A solução é apontada por Mansueto no artigo: gastar menos, controlar as despesas. Senão, estaremos enxugando gelo, como já estamos fazendo nos últimos 25 anos.

Regra de ouro

A chamada “regra de ouro” determina que o governo não pode emitir dívida para pagar despesas correntes. Somente pode assumir novas dívidas para investimentos e pagamento de juros das dívidas atuais.

Comparando-se com uma família, é o mesmo que dizer que a família não pode tomar empréstimos para pagar comida, roupa e escola. Só pode assumir novas dívidas para comprar casa ou para pagar os juros das dívidas atuais.

Trata-se de uma regra prudencial. Imagine uma família que não consegue pagar comida, roupas, escola, saúde com o seu próprio salário, e precisa tomar empréstimos. Está claro que é uma questão de tempo para esta família quebrar. Mais cedo ou mais tarde, vai precisar apertar os cintos. Com um agravante: os gastos com os juros da dívida tornarão a tarefa muito mais difícil.

Chegou a hora dolorosa da família Brasil apertar os cintos. Todos os que dependem do Estado para a sua sobrevivência (educação pública, saúde pública, subsídios, aposentadorias, funcionários públicos), todos serão cortados. Não há alternativa para esta família.

Há os que dizem que comparar um país com uma família não é totalmente adequado, pois um país pode emitir seu próprio dinheiro, seja via emissão de novas dívidas, seja impressão de papel moeda mesmo. Só que não.

Imagine que não existisse a “regra de ouro”. Assim, o Tesouro poderia emitir dívida quanto quisesse, mesmo que fosse para pagar escolas, saúde e aposentadorias. Faltaria combinar com os russos que financiam a dívida. Estes precisam confiar que a dívida eventualmente será paga sem precisar lançar mão da emissão de moeda. Claro, podemos acreditar que os credores estarão sempre dispostos a rolar as dívidas, bastando, para isso, pagar uma taxa de juros compatível com o risco. Obviamente, esta taxa de juros será crescente, na medida em que o risco aumenta.

O Japão parece desmentir a tese acima. Com mais de 250% do PIB em dívida doméstica, o Japão paga taxa de juros próxima de zero para os seus credores. Existe, no entanto, uma diferença fundamental: a poupança japonesa é gigantesca, enquanto a poupança brasileira é bem ridícula. Assim, faltariam financiadores locais (que o Japão tem de monte), e precisaríamos de financiadores estrangeiros. Que podem não acreditar que o governo não vai dar calote na dívida. Se nem os locais acreditam…
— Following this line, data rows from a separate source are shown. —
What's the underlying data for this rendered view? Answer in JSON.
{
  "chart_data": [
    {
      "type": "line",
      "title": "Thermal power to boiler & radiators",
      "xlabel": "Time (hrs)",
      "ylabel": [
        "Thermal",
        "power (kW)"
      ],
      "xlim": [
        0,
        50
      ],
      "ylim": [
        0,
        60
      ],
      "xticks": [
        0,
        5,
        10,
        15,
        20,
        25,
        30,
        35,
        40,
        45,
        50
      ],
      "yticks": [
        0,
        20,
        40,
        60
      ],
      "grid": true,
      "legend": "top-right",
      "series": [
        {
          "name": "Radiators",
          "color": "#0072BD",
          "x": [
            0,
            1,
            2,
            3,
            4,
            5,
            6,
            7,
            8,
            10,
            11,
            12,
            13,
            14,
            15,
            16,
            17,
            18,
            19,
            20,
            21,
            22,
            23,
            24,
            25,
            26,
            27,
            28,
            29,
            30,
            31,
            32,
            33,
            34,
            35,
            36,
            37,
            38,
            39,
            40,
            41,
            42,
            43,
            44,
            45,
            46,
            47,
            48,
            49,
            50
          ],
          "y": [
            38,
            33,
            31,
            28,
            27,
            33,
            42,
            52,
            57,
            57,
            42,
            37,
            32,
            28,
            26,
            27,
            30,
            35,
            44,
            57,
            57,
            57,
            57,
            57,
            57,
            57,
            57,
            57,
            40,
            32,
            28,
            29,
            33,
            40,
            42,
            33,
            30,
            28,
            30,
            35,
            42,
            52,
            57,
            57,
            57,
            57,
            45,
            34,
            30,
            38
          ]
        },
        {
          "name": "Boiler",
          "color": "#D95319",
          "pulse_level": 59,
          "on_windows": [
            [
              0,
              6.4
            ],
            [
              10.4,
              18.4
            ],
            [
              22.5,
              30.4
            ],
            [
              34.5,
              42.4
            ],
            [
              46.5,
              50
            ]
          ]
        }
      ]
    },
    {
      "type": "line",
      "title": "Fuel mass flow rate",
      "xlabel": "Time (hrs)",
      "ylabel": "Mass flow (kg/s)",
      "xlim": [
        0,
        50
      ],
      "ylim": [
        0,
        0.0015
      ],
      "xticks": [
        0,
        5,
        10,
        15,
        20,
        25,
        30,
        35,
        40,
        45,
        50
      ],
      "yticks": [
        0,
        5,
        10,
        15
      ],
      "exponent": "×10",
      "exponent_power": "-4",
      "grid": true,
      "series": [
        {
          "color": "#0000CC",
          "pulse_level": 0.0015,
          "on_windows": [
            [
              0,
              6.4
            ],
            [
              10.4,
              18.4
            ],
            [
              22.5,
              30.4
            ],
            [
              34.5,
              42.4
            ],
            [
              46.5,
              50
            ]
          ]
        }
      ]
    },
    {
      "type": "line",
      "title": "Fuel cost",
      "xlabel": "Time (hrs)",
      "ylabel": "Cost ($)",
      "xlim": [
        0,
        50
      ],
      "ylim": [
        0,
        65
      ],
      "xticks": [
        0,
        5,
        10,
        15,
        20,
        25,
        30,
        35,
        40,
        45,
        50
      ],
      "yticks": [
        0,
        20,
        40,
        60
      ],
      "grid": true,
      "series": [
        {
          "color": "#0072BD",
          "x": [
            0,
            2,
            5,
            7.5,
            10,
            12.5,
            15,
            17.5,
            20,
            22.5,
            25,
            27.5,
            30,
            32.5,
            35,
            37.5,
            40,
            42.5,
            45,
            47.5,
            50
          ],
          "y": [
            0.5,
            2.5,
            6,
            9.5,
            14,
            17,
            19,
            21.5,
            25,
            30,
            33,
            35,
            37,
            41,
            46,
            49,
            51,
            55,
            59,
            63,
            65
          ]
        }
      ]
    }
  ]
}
Voltando ao leito. Só existem duas alternativas à austeridade: calote ou inflação, o que vem a dar no mesmo. Não, não existe a alternativa de uma infinita paciência dos credores a juros módicos.
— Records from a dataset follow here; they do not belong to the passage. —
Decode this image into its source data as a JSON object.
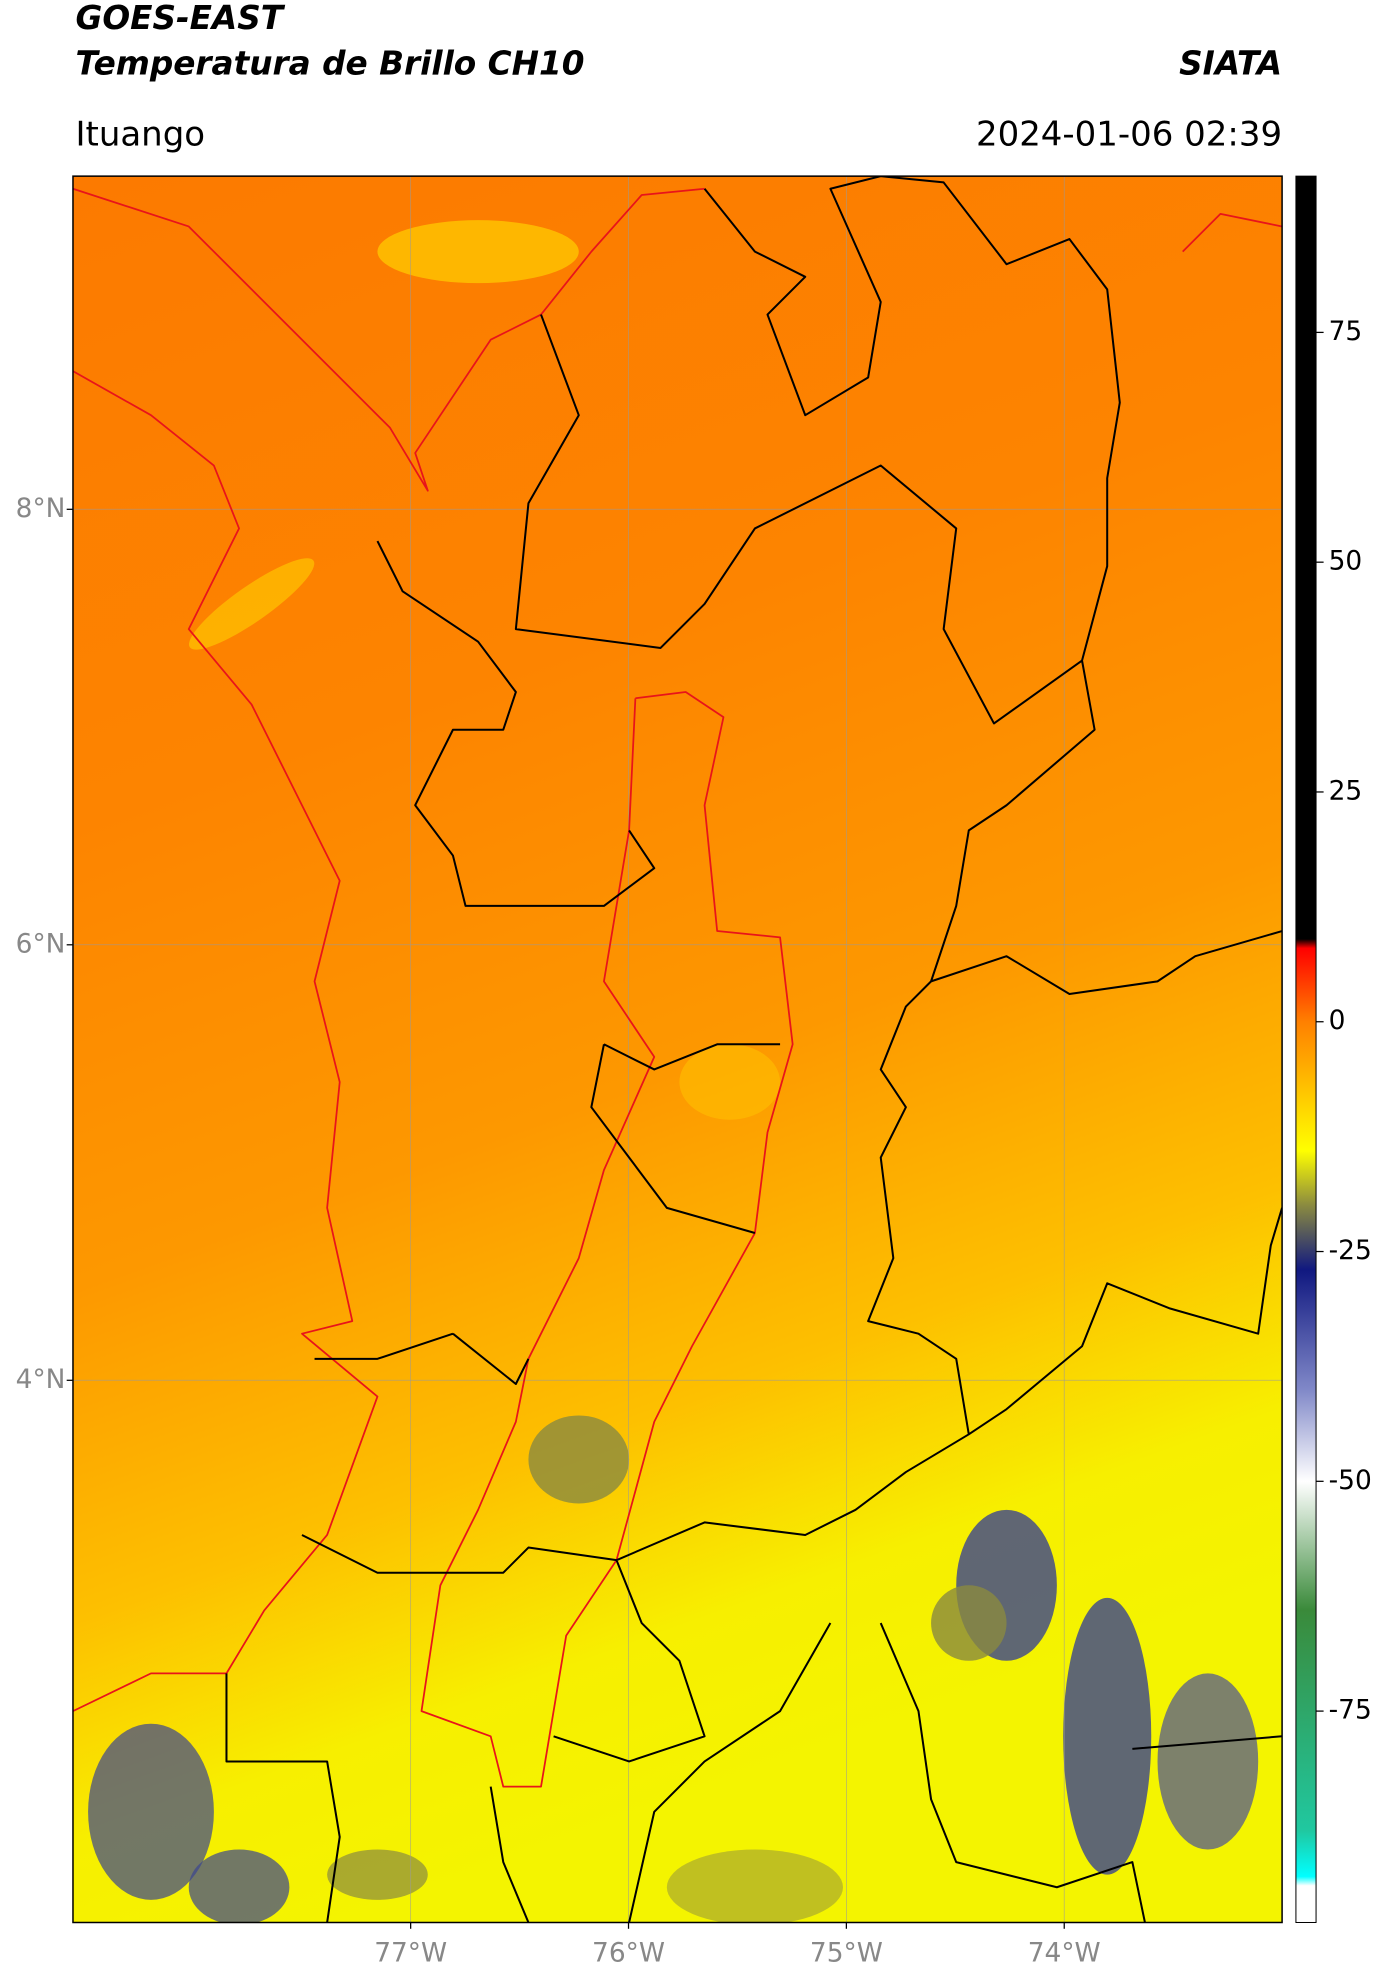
{
  "header": {
    "satellite": "GOES-EAST",
    "product": "Temperatura de Brillo CH10",
    "org": "SIATA",
    "location": "Ituango",
    "datetime": "2024-01-06 02:39"
  },
  "map": {
    "latlim": [
      1.51,
      9.53
    ],
    "lonlim": [
      -78.55,
      -73.0
    ],
    "lat_ticks": [
      {
        "value": 4,
        "label": "4°N"
      },
      {
        "value": 6,
        "label": "6°N"
      },
      {
        "value": 8,
        "label": "8°N"
      }
    ],
    "lon_ticks": [
      {
        "value": -77,
        "label": "77°W"
      },
      {
        "value": -76,
        "label": "76°W"
      },
      {
        "value": -75,
        "label": "75°W"
      },
      {
        "value": -74,
        "label": "74°W"
      }
    ],
    "grid": true
  },
  "colorbar": {
    "lim": [
      -98,
      92
    ],
    "ticks": [
      -75,
      -50,
      -25,
      0,
      25,
      50,
      75
    ],
    "stops": [
      {
        "value": 92,
        "color": "#000000"
      },
      {
        "value": 9,
        "color": "#000000"
      },
      {
        "value": 8,
        "color": "#ff0000"
      },
      {
        "value": 0,
        "color": "#ff8000"
      },
      {
        "value": -14,
        "color": "#ffff00"
      },
      {
        "value": -20,
        "color": "#8a8a40"
      },
      {
        "value": -27,
        "color": "#101880"
      },
      {
        "value": -40,
        "color": "#8088c8"
      },
      {
        "value": -50,
        "color": "#ffffff"
      },
      {
        "value": -64,
        "color": "#3a8a3a"
      },
      {
        "value": -88,
        "color": "#20c8a0"
      },
      {
        "value": -93,
        "color": "#00ffff"
      },
      {
        "value": -94,
        "color": "#ffffff"
      },
      {
        "value": -98,
        "color": "#ffffff"
      }
    ]
  }
}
A necessidade de que o Congresso aprove verba suplementar de R$250 bi (na verdade, permissão para aumentar a dívida nesse montante) para pagar despesas básicas é apenas o primeiro sinal de que realmente acabou o dinheiro do governo. A coisa só vai piorar.

Sentar para negociar com quem?

De maneira geral, boa entrevista do Mourão hoje no Valor. Diagnóstico correto sobre o que impede o crescimento do PIB. Mas quando desce aos detalhes…

Mourão ainda vive na década de 80 quando fala da dívida pública. Como se o governo devesse pra meia dúzia de bancos e fosse possível sentar em uma mesa e renegociar a divida…

A dívida pública está nas mãos dos investidores em geral, através principalmente de fundos de investimento e fundos de pensão. Os administradores profissionais desses fundos, no final do dia, fazem o que os donos do dinheiro querem. E o que queremos? Rentabilidade com segurança.

O Brasil paga muito juros porque os juros são altos e a dívida é gigante. As duas coisas estão interligadas: se a dívida fosse menor, os credores teriam mais confiança e cobrariam juros menores. Além disso, quanto menos dívida no mercado, mais sobra dinheiro, diminuindo a pressão sobre os juros. Uma questão de oferta e demanda.

Não tem isso de “negociação”. O que existe é o mercado de dívida. Se o governo fizer a lição de casa, os juros exigidos pelos credores (repito, todos os que temos investimentos no mercado) será menor. Isso se dará de maneira natural. Isso de “sentar pra negociar” é uma rematada bobagem. Ainda bem que Mourão, ao que parece até o momento, será uma figura decorativa no novo governo.